End-to-end ASR: from Supervised to Semi-Supervised Learning with Modern Architectures (1911.08460v3)

Abstract: We study pseudo-labeling for the semi-supervised training of ResNet, Time-Depth Separable ConvNets, and Transformers for speech recognition, with either CTC or Seq2Seq loss functions. We perform experiments on the standard LibriSpeech dataset, and leverage additional unlabeled data from LibriVox through pseudo-labeling. We show that while Transformer-based acoustic models have superior performance with the supervised dataset alone, semi-supervision improves all models across architectures and loss functions and bridges much of the performance gaps between them. In doing so, we reach a new state-of-the-art for end-to-end acoustic models decoded with an external LLM in the standard supervised learning setting, and a new absolute state-of-the-art with semi-supervised training. Finally, we study the effect of leveraging different amounts of unlabeled audio, propose several ways of evaluating the characteristics of unlabeled audio which improve acoustic modeling, and show that acoustic models trained with more audio rely less on external LLMs.

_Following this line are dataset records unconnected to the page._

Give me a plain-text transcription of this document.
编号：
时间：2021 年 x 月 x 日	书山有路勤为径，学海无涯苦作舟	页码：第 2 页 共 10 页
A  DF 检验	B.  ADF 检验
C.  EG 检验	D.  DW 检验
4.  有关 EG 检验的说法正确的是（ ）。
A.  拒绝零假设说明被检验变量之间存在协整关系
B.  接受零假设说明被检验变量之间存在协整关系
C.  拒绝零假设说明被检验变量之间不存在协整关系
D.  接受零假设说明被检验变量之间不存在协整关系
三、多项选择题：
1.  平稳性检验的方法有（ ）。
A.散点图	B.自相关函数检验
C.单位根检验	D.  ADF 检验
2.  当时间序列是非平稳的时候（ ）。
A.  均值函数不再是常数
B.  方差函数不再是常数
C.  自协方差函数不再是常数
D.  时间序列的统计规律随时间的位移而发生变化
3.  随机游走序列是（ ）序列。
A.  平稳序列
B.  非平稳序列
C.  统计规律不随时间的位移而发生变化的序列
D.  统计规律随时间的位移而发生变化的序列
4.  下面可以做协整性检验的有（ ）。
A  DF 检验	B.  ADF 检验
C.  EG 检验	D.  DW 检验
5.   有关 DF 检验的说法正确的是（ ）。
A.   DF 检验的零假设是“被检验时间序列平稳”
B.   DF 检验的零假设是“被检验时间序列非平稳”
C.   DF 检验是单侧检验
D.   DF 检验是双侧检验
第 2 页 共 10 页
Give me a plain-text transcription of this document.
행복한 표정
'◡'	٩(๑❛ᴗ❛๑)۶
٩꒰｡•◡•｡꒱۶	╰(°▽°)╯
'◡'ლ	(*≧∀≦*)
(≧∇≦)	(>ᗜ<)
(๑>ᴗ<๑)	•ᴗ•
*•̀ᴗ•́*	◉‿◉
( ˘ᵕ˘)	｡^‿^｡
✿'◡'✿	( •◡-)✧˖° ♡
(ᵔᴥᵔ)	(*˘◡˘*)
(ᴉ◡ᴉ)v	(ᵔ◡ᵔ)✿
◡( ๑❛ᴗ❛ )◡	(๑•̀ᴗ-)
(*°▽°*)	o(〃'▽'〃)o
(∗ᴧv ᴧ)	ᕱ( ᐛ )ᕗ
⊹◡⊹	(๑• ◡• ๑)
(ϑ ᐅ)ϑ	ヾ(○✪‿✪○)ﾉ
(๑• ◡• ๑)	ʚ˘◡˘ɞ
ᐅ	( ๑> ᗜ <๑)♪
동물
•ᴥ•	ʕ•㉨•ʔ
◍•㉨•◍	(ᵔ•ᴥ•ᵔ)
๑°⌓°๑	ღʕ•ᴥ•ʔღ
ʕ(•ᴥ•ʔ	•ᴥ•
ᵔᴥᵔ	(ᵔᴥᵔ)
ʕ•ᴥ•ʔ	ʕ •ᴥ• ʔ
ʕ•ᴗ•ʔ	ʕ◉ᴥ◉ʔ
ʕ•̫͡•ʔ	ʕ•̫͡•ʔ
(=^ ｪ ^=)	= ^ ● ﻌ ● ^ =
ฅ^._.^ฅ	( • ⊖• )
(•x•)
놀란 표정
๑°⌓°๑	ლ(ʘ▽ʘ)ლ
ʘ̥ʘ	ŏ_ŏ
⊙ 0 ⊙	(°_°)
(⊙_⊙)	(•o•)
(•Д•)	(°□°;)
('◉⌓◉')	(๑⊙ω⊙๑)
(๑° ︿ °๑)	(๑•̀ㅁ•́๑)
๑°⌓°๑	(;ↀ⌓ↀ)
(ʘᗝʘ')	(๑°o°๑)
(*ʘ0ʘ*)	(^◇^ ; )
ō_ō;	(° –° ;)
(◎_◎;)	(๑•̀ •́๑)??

• The paper introduces a pseudo-labeling approach that enhances ASR performance across diverse architectures using both supervised and semi-supervised learning.
• Experiments demonstrate that while Transformers excel in supervised training, semi-supervised methods effectively bridge performance gaps among ResNet, TDS, and Transformer models.
• Increasing unlabeled audio data reduces dependence on external language models, suggesting a trend toward more robust, integrated acoustic representations.

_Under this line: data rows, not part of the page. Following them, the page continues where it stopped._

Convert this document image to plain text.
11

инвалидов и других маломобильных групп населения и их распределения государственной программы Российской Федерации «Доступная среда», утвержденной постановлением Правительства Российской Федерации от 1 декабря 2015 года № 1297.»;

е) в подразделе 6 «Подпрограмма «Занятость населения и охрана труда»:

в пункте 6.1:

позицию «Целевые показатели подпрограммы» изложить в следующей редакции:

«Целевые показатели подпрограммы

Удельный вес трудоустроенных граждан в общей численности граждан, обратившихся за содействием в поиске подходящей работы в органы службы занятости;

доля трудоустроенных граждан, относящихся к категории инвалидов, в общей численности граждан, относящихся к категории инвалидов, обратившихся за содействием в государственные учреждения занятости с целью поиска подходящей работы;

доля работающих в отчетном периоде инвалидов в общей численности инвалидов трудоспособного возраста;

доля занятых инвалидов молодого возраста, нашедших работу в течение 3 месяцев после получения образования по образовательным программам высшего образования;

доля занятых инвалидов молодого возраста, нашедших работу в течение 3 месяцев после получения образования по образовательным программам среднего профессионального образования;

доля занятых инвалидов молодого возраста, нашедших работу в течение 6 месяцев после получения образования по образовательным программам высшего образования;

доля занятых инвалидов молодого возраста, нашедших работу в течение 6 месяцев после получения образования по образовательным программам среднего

End-to-End ASR: From Supervised to Semi-Supervised Learning with Modern Architectures

The paper conducted by Synnaeve et al. explores the implementation and effectiveness of pseudo-labeling techniques in the semi-supervised training of modern end-to-end speech recognition architectures. These architectures include ResNet, Time-Depth Separable Convolutional Networks (ConvNets), and Transformers, evaluated using Connectionist Temporal Classification (CTC) and sequence-to-sequence (Seq2Seq) loss functions. The paper presents comprehensive experiments on the LibriSpeech dataset and utilizes additional unlabeled data from LibriVox, thereby advancing the field of automatic speech recognition (ASR) through innovative semi-supervised methodologies.

Key Findings

The authors report that Transformer-based models demonstrate superior performance when trained solely on supervised data. However, adopting semi-supervised learning techniques yields consistent performance improvements across all studied model architectures and loss functions. Importantly, the integration of a semi-supervised framework bridges notable performance disparities between different model types. Such improvements culminated in achieving a state-of-the-art Word Error Rate (WER) for end-to-end acoustic models when decoded with an external LLM in both supervised and semi-supervised learning contexts.

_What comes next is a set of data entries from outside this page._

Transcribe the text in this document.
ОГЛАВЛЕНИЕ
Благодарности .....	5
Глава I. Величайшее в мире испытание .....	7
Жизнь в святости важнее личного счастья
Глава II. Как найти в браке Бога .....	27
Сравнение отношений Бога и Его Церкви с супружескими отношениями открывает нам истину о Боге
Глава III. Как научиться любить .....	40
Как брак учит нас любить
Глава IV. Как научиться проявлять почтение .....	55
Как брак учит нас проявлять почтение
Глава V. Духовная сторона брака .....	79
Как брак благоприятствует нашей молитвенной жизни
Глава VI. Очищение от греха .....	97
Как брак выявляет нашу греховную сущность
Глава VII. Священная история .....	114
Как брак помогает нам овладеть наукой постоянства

The paper also explores the impacts of varying unlabeled data volumes on model performance. They demonstrate that acoustic models trained with increased audio data exhibit reduced dependence on external LLMs, indicating more robust acoustic representations.

Experimental Approach

The experiments leverage the LibriSpeech dataset for initial model training under the supervised paradigm, complemented by pseudo-labeling techniques for unlabeled audio data drawn from the LibriVox repository. The self-training method engages a pre-trained model to generate pseudo-labels for the unlabeled corpus they then train on. This methodology allows the acoustic models to attain performance levels comparable to those reliant on traditional, more complex training pipelines involving force alignment.

The analysis compares model architectures and loss functions using a shared set of 10k word pieces generated from the SentencePiece toolkit, ensuring consistent input across models. ResNet models, known for their utility in computer vision, are adapted for speech tasks by using 1-D convolutions and dropout regularization to effectively address the challenges of vanishing gradients in deep networks. TDS convolution models expand the model capacity through strategic adjustments in channel count, while Transformer models employ a hierarchical structure with attention mechanisms to enhance representation learning across vast timeframes.

Implications and Future Directions

The research sets a precedent in end-to-end ASR systems by demonstrating the feasibility and advantages of semi-supervised learning frameworks. The indication that well-trained acoustic models may lessen their reliance on LLMs suggests potential evolutions in ASR architectures, where acoustic modeling and language understanding could converge more seamlessly, potentially through joint training methods.

Future research could delve into refining pseudo-label generation through improved beam-search strategies and imposing differentiation between LM and AM fluencies. Additionally, exploring new model architectures or hybrid approaches that fuse the strengths of multiple architectures in a semi-supervised context could further push ASR performance boundaries.

By virtue of these contributions, this paper not only enhances the performance of contemporary ASR systems but also suggests foundational methodologies for employing unlabeled data in a domain renowned for its data-intensive training regimes.